While she struggled with distance learning in the spring, she said she’s ready for remote school as it begins this year. She’s been working to eliminate distractions including her cell phone and the television, which she turns off for the duration of the school day.
“I’m really excited about live teaching, knowing I’ll be able to interact with my teacher on a personal level,” she said. “I’m excited—I’m ecstatic— that it’s my senior year. Everything’s so surreal. It’s like, high school went by so fast.”
“College feels really heavy right now,” she later added. “I’m working on just getting good grades, just staying on top of everything because I want to get into a good school.”
When she started senior year last week, she tried to focus on college, which seems “way more real now” that applications are due in just a few months. She’s aiming for Stanford University, a school that she’s dreamed about since she was a little kid. Also on her list are Vanderbilt, Elms College, and several HBCUs.

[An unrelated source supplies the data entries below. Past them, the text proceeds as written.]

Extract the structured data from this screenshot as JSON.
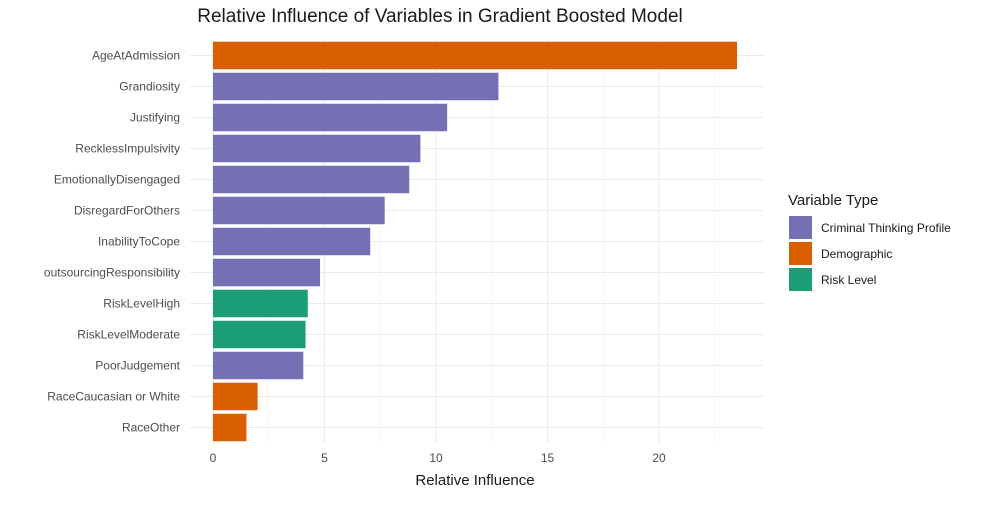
{
  "chart_data": {
    "type": "bar",
    "orientation": "horizontal",
    "title": "Relative Influence of Variables in Gradient Boosted Model",
    "xlabel": "Relative Influence",
    "ylabel": "",
    "xlim": [
      0,
      24.5
    ],
    "xticks": [
      0,
      5,
      10,
      15,
      20
    ],
    "grid": true,
    "legend": {
      "title": "Variable Type",
      "placement": "right",
      "entries": [
        {
          "name": "Criminal Thinking Profile",
          "color": "#7570b3"
        },
        {
          "name": "Demographic",
          "color": "#d95f02"
        },
        {
          "name": "Risk Level",
          "color": "#1b9e77"
        }
      ]
    },
    "categories": [
      "AgeAtAdmission",
      "Grandiosity",
      "Justifying",
      "RecklessImpulsivity",
      "EmotionallyDisengaged",
      "DisregardForOthers",
      "InabilityToCope",
      "outsourcingResponsibility",
      "RiskLevelHigh",
      "RiskLevelModerate",
      "PoorJudgement",
      "RaceCaucasian or White",
      "RaceOther"
    ],
    "values": [
      23.5,
      12.8,
      10.5,
      9.3,
      8.8,
      7.7,
      7.05,
      4.8,
      4.25,
      4.15,
      4.05,
      2.0,
      1.5
    ],
    "groups": [
      "Demographic",
      "Criminal Thinking Profile",
      "Criminal Thinking Profile",
      "Criminal Thinking Profile",
      "Criminal Thinking Profile",
      "Criminal Thinking Profile",
      "Criminal Thinking Profile",
      "Criminal Thinking Profile",
      "Risk Level",
      "Risk Level",
      "Criminal Thinking Profile",
      "Demographic",
      "Demographic"
    ]
  }
}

“Of course I’m concerned about the fact that I don’t know if I will be able to have our prom or our graduation,” she said. “The class of 2020 did have both, but not in the same way. I’m hoping that the rate of infection stays low, and our senior activities are going to go as planned.”
“My friends—we’re doing a lot of video calling, trying to make sure that we’re all doing okay during this time,” she added. “Trauma on top of trauma is not a good mix.”